Brandon ha un problema di dipendenza dal sesso che gli impedisce di condurre una relazione sentimentale sana e lo imprigiona in una spirale di varie altre dipendenze. Dopo il già ottimo Hunger, il regista irlandese Steve McQueen torna a sferrare colpi allo stomaco del pubblico, mostrando ancora una volta il livello di mortificazione che un uomo può autoinfliggersi. Shame esamina la dipendenza sessuale ma potrebbe considerarsi paradigmatico per le dipendenze tutte: dolore esistenziale, rifugio nel vizio, crollo. La scelta dell'ambito erotico non è però casuale, serve a prendere in contropiede lo spettatore, sottraendogli la possibilità di biasimare le azioni del protagonista. Uomo in carriera, volto carismatico, socialmente integrato nell'alta borghesia newyorkese, capace di giacere con chiunque desideri. L'immagine del successo, con un'attitudine alla seduzione che è generalmente ritenuta un genuino strumento d'affermazione dell'Io nel mondo e che si rivela invece mezzo per l'autodistruzione. Il tentativo di risolvere le sofferenze di un animo lacerato stordendolo e spingendolo verso l'anaffettività.
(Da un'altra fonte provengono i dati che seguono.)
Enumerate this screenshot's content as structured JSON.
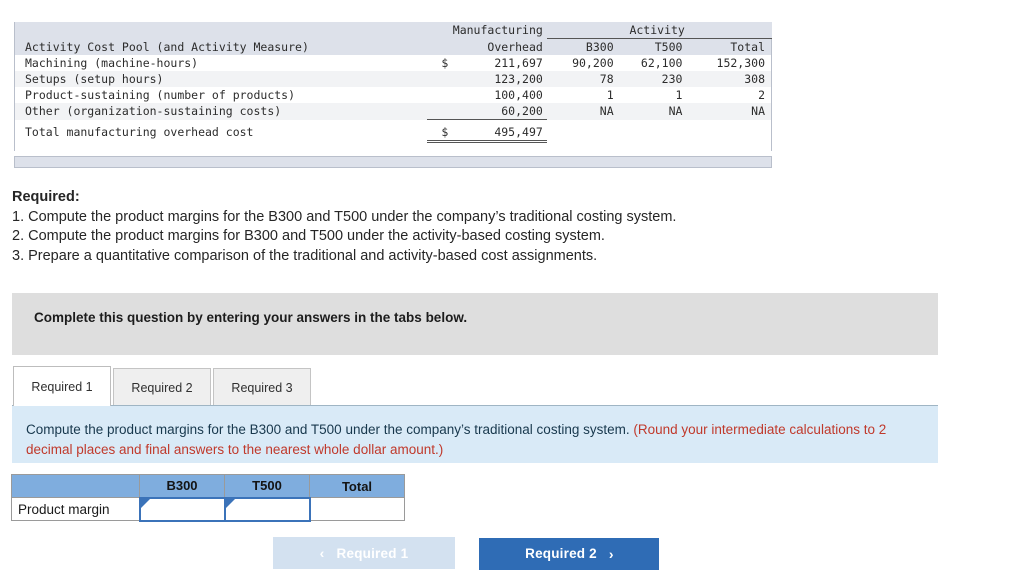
{
  "cost_table": {
    "group_header": "Activity",
    "col_headers": {
      "label": "Activity Cost Pool (and Activity Measure)",
      "mfg_line1": "Manufacturing",
      "mfg_line2": "Overhead",
      "b300": "B300",
      "t500": "T500",
      "total": "Total"
    },
    "rows": [
      {
        "label": "Machining (machine-hours)",
        "dollar": "$",
        "mfg": "211,697",
        "b300": "90,200",
        "t500": "62,100",
        "total": "152,300"
      },
      {
        "label": "Setups (setup hours)",
        "dollar": "",
        "mfg": "123,200",
        "b300": "78",
        "t500": "230",
        "total": "308"
      },
      {
        "label": "Product-sustaining (number of products)",
        "dollar": "",
        "mfg": "100,400",
        "b300": "1",
        "t500": "1",
        "total": "2"
      },
      {
        "label": "Other (organization-sustaining costs)",
        "dollar": "",
        "mfg": "60,200",
        "b300": "NA",
        "t500": "NA",
        "total": "NA"
      }
    ],
    "total_row": {
      "label": "Total manufacturing overhead cost",
      "dollar": "$",
      "mfg": "495,497"
    }
  },
  "required": {
    "title": "Required:",
    "items": [
      "1. Compute the product margins for the B300 and T500 under the company’s traditional costing system.",
      "2. Compute the product margins for B300 and T500 under the activity-based costing system.",
      "3. Prepare a quantitative comparison of the traditional and activity-based cost assignments."
    ]
  },
  "instruction_panel": {
    "text": "Complete this question by entering your answers in the tabs below."
  },
  "tabs": [
    {
      "label": "Required 1",
      "active": true
    },
    {
      "label": "Required 2",
      "active": false
    },
    {
      "label": "Required 3",
      "active": false
    }
  ],
  "question_panel": {
    "main_text": "Compute the product margins for the B300 and T500 under the company’s traditional costing system. ",
    "hint_text": "(Round your intermediate calculations to 2 decimal places and final answers to the nearest whole dollar amount.)"
  },
  "answer_table": {
    "headers": {
      "corner": "",
      "b300": "B300",
      "t500": "T500",
      "total": "Total"
    },
    "row_label": "Product margin",
    "values": {
      "b300": "",
      "t500": "",
      "total": ""
    }
  },
  "nav": {
    "prev_label": "Required 1",
    "prev_chevron": "‹",
    "next_label": "Required 2",
    "next_chevron": "›"
  },
  "colors": {
    "table_header_band": "#dde1ea",
    "row_alt": "#f2f3f5",
    "gray_panel": "#dedede",
    "blue_panel": "#d9eaf7",
    "answer_header_blue": "#7fadde",
    "input_border_blue": "#3b73b9",
    "next_button_blue": "#2f6cb5",
    "prev_button_blue": "#d3e1f0",
    "hint_red": "#c0392b"
  }
}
McQueen mostra tutto con un occhio spietato ma mai inopportuno. Mette in campo il disdicevole se è significativo, distoglie lo sguardo prima che diventi un provocativo ostentare. Realizza un'opera monolitica, nella quale ogni elemento si incastra perfettamente nel tutto senza mai ridursi ad una funzione puramente strumentale. Ne è la massima espressione Carey Mulligan, personaggio chiave per l'evoluzione del racconto esteriore ma anche dal chiaro contenuto metaforico: è l'umanità del fratello Brandon che chiede di non essere soppressa.
McQueen è uno dei più importanti autori contemporanei.